I became ill in 1901 and kept a journal for many years, I can go back for referencing and I'm surprised at how much more I could do back then despite feeling 'sicker during the first 6yrs'. I'm no longer that 'sick' except for a viral reactivation(?) once a year that can put me out. This is particularly evident with my mental stamina, I used to read a book every 2 weeks, but now the mental stamina is just not there. This declined after too much overdoing physically.
 

Eeyore

Senior Member
Messages
595
Wouldn't that suggest an underlying progression of the disease process despite remissions?

If true - but I'm not sure it is true. I do not believe I've ever returned to normal baseline. I am not sure if each exacerbation leaves residual damage or not. it's not really obvious to me, and seems to be small relative to the variation that occurs over shorter time frames.

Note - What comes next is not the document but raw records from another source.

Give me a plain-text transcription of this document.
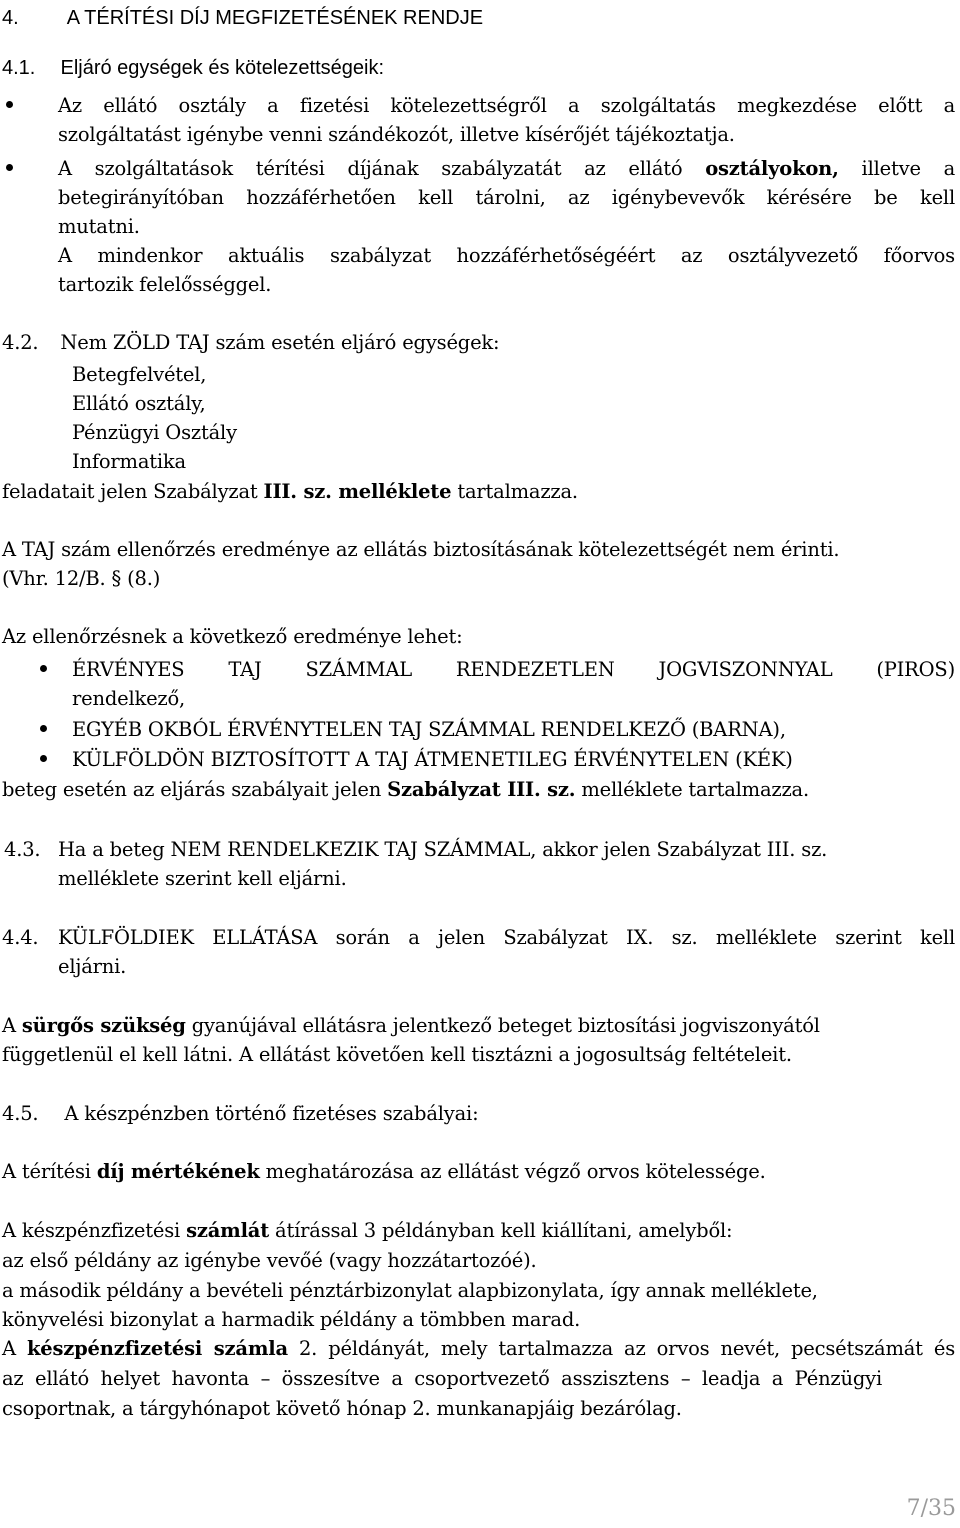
4. A TÉRÍTÉSI DÍJ MEGFIZETÉSÉNEK RENDJE
4.1. Eljáró egységek és kötelezettségeik:
Az ellátó osztály a fizetési kötelezettségről a szolgáltatás megkezdése előtt a
szolgáltatást igénybe venni szándékozót, illetve kísérőjét tájékoztatja.
A szolgáltatások térítési díjának szabályzatát az ellátó osztályokon, illetve a
betegirányítóban hozzáférhetően kell tárolni, az igénybevevők kérésére be kell
mutatni.
A mindenkor aktuális szabályzat hozzáférhetőségéért az osztályvezető főorvos
tartozik felelősséggel.
4.2. Nem ZÖLD TAJ szám esetén eljáró egységek:
Betegfelvétel,
Ellátó osztály,
Pénzügyi Osztály
Informatika
feladatait jelen Szabályzat III. sz. melléklete tartalmazza.
A TAJ szám ellenőrzés eredménye az ellátás biztosításának kötelezettségét nem érinti.
(Vhr. 12/B. § (8.)
Az ellenőrzésnek a következő eredménye lehet:
ÉRVÉNYES TAJ SZÁMMAL RENDEZETLEN JOGVISZONNYAL (PIROS)
rendelkező,
EGYÉB OKBÓL ÉRVÉNYTELEN TAJ SZÁMMAL RENDELKEZŐ (BARNA),
KÜLFÖLDÖN BIZTOSÍTOTT A TAJ ÁTMENETILEG ÉRVÉNYTELEN (KÉK)
beteg esetén az eljárás szabályait jelen Szabályzat III. sz. melléklete tartalmazza.
4.3. Ha a beteg NEM RENDELKEZIK TAJ SZÁMMAL, akkor jelen Szabályzat III. sz.
melléklete szerint kell eljárni.
4.4. KÜLFÖLDIEK ELLÁTÁSA során a jelen Szabályzat IX. sz. melléklete szerint kell
eljárni.
A sürgős szükség gyanújával ellátásra jelentkező beteget biztosítási jogviszonyától
függetlenül el kell látni. A ellátást követően kell tisztázni a jogosultság feltételeit.
4.5. A készpénzben történő fizetéses szabályai:
A térítési díj mértékének meghatározása az ellátást végző orvos kötelessége.
A készpénzfizetési számlát átírással 3 példányban kell kiállítani, amelyből:
az első példány az igénybe vevőé (vagy hozzátartozóé).
a második példány a bevételi pénztárbizonylat alapbizonylata, így annak melléklete,
könyvelési bizonylat a harmadik példány a tömbben marad.
A készpénzfizetési számla 2. példányát, mely tartalmazza az orvos nevét, pecsétszámát és
az ellátó helyet havonta – összesítve a csoportvezető asszisztens – leadja a Pénzügyi
csoportnak, a tárgyhónapot követő hónap 2. munkanapjáig bezárólag.
7/35
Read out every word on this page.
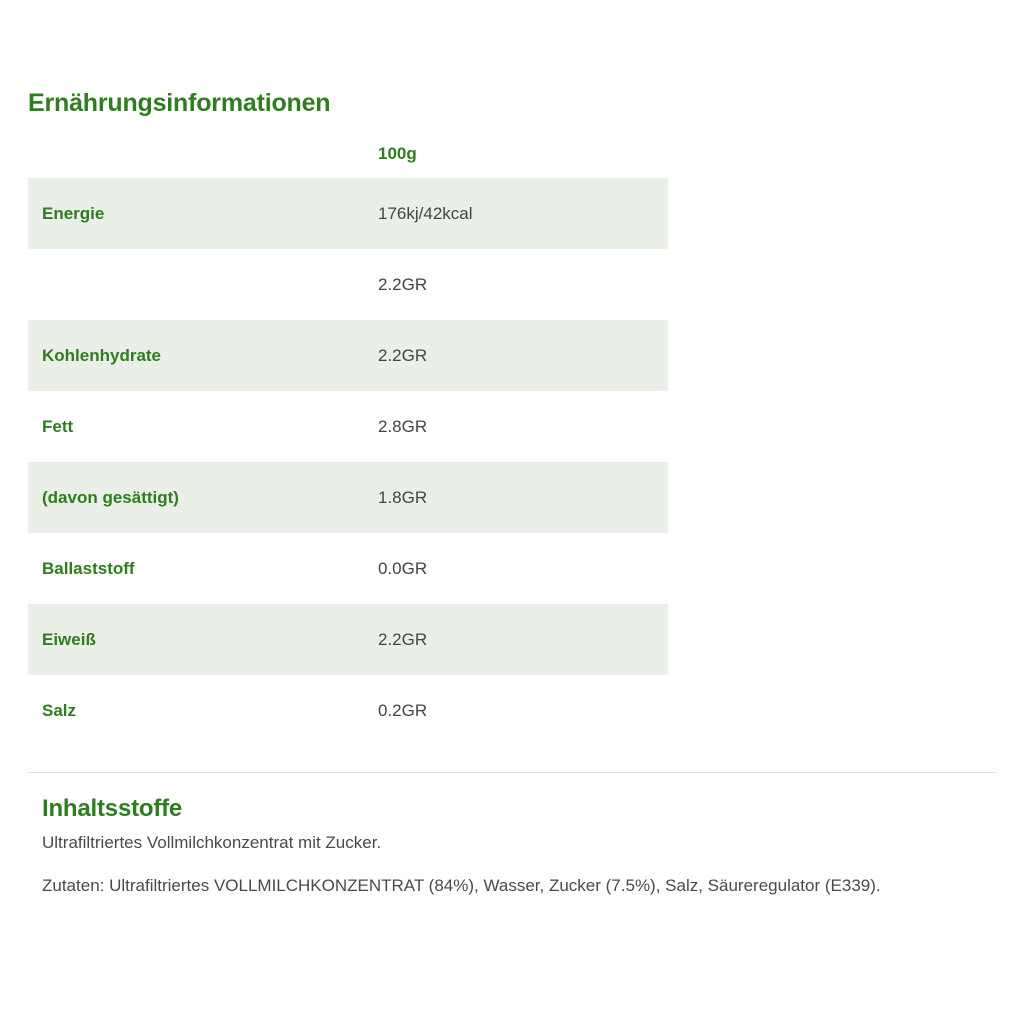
Ernährungsinformationen
	100g
Energie	176kj/42kcal
	2.2GR
Kohlenhydrate	2.2GR
Fett	2.8GR
(davon gesättigt)	1.8GR
Ballaststoff	0.0GR
Eiweiß	2.2GR
Salz	0.2GR
Inhaltsstoffe

Ultrafiltriertes Vollmilchkonzentrat mit Zucker.

Zutaten: Ultrafiltriertes VOLLMILCHKONZENTRAT (84%), Wasser, Zucker (7.5%), Salz, Säureregulator (E339).
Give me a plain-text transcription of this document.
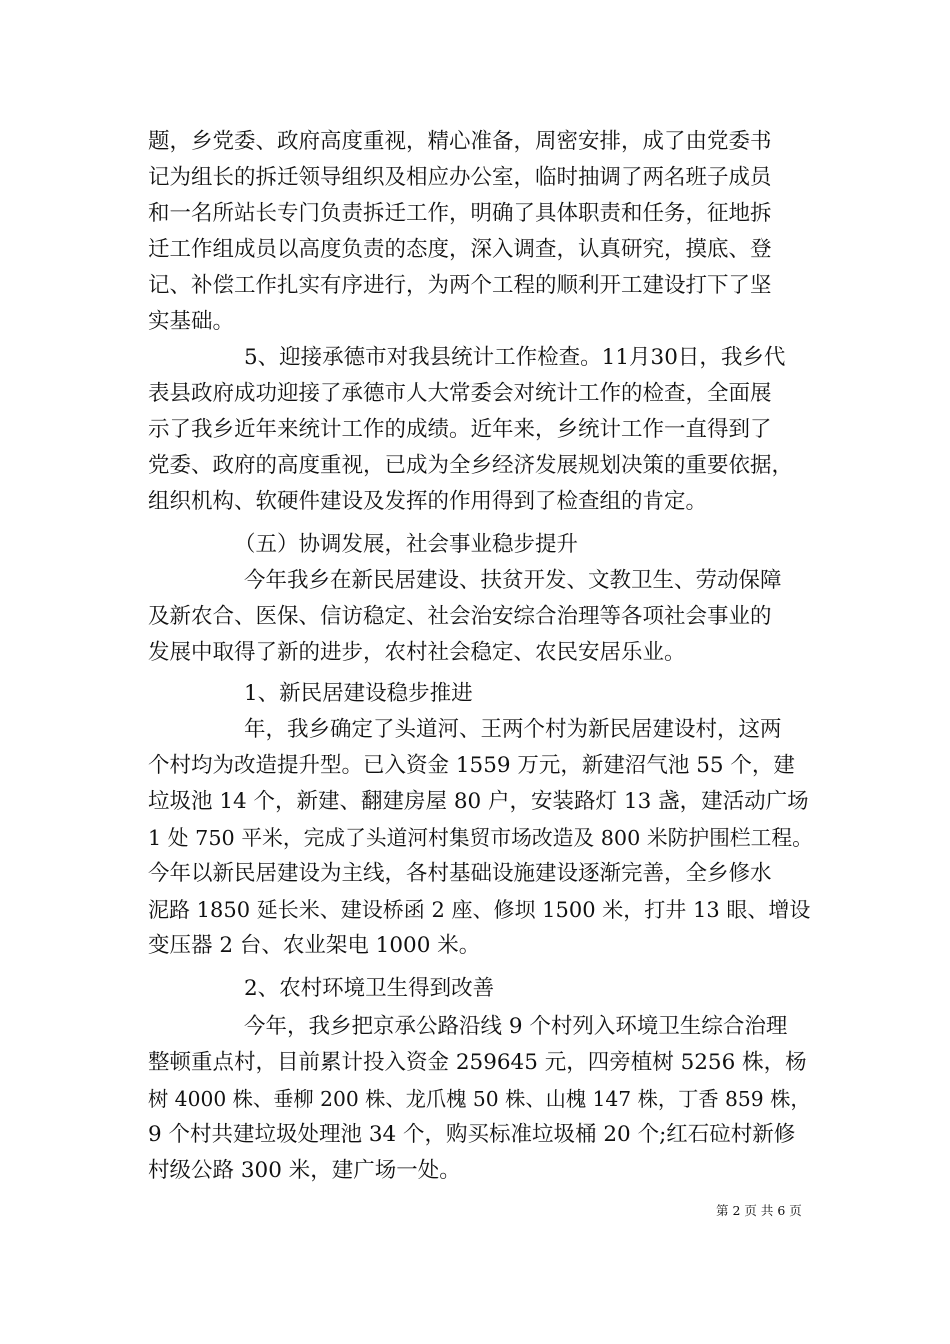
题，乡党委、政府高度重视，精心准备，周密安排，成了由党委书

记为组长的拆迁领导组织及相应办公室，临时抽调了两名班子成员

和一名所站长专门负责拆迁工作，明确了具体职责和任务，征地拆

迁工作组成员以高度负责的态度，深入调查，认真研究，摸底、登

记、补偿工作扎实有序进行，为两个工程的顺利开工建设打下了坚

实基础。

5、迎接承德市对我县统计工作检查。11月30日，我乡代

表县政府成功迎接了承德市人大常委会对统计工作的检查，全面展

示了我乡近年来统计工作的成绩。近年来，乡统计工作一直得到了

党委、政府的高度重视，已成为全乡经济发展规划决策的重要依据，

组织机构、软硬件建设及发挥的作用得到了检查组的肯定。

（五）协调发展，社会事业稳步提升

今年我乡在新民居建设、扶贫开发、文教卫生、劳动保障

及新农合、医保、信访稳定、社会治安综合治理等各项社会事业的

发展中取得了新的进步，农村社会稳定、农民安居乐业。

1、新民居建设稳步推进

年，我乡确定了头道河、王两个村为新民居建设村，这两

个村均为改造提升型。已入资金 1559 万元，新建沼气池 55 个，建

垃圾池 14 个，新建、翻建房屋 80 户，安装路灯 13 盏，建活动广场

1 处 750 平米，完成了头道河村集贸市场改造及 800 米防护围栏工程。

今年以新民居建设为主线，各村基础设施建设逐渐完善，全乡修水

泥路 1850 延长米、建设桥函 2 座、修坝 1500 米，打井 13 眼、增设

变压器 2 台、农业架电 1000 米。

2、农村环境卫生得到改善

今年，我乡把京承公路沿线 9 个村列入环境卫生综合治理

整顿重点村，目前累计投入资金 259645 元，四旁植树 5256 株，杨

树 4000 株、垂柳 200 株、龙爪槐 50 株、山槐 147 株，丁香 859 株，

9 个村共建垃圾处理池 34 个，购买标准垃圾桶 20 个;红石砬村新修

村级公路 300 米，建广场一处。

第 2 页 共 6 页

Also, I'm getting older - most healthy people lose physical function from their prime as they age anyways - it's hard to know what is what.
 

xrunner

Senior Member
Messages
843
Location
Surrey
Acta Neuropathol. 1991;83(1):61-5.
Mitochondrial abnormalities in the postviral fatigue syndrome.
Behan WM1, More IA, Behan PO.
Author information

Abstract
We have examined the muscle biopsies of 50 patients who had postviral fatigue syndrome (PFS) for from 1 to 17 years. We found mild to severe atrophy of type II fibres in 39 biopsies, with a mild to moderate excess of lipid. On ultrastructural examination, 35 of these specimens showed branching and fusion of mitochondrial cristae. Mitochondrial degeneration was obvious in 40 of the biopsies with swelling, vacuolation, myelin figures and secondary lysosomes. These abnormalities were in obvious contrast to control biopsies, where even mild changes were rarely detected. The findings described here provide the first evidence that PFS may be due to a mitochondrial disorder precipitated by a virus infection.
 

xrunner

Senior Member
Messages
843
Location
Surrey
Neurosci Lett. 1996 Apr 19;208(2):117-20.
Sensory characterization of somatic parietal tissues in humans with chronic fatigue syndrome.
Vecchiet L1, Montanari G, Pizzigallo E, Iezzi S, de Bigontina P, Dragani L, Vecchiet J, Giamberardino MA.
Author information

Abstract
Patients with chronic fatigue syndrome (CFS) mainly complain of symptoms in the musculoskeletal domain (myalgias, fatigue). In 21 CFS patients the deep (muscle) versus superficial (skin, subcutis) sensitivity to pain was explored by measuring pain thresholds to electrical stimulation unilaterally in the deltoid, trapezius and quadriceps and overlying skin and subcutis in comparison with normal subjects. Thresholds in patients were normal in skin and subcutis but significantly lower than normal (hyperalgesia) in muscles (P < 0.001) in all sites. The selective muscle hypersensitivity corresponded also to fiber abnormalities at muscle biopsy (quadriceps) performed in nine patients which were absent in normal subjects (four cases): morphostructural alterations of the sarchomere, fatty degeneration and fibrous regeneration, inversion of the cytochrome oxidase/succinate dehydrogenase ratio, pleio/polymorphism and monstruosity of mitochondria, reduction of some mitochondrial enzymatic activities and increments of common deletion of 4977 bp of mitochondrial DNA 150-3000 times the normal values. By showing both sensory (diffuse hyperalgesia) and anatomical (degenerative picture) changes at muscle level, the results suggest a role played by peripberal mechanisms in the genesis of CFS symptoms. They would exclude the heightened perception of physiological signals from all districts hypothesized by some authors, especially as the hyperalgesia is absent in skin/subcutis.
 

Sidereal

Senior Member
Messages
4,856
As far as I remember there was a study that couldn't replicate those mitochondrial findings from Behan's study.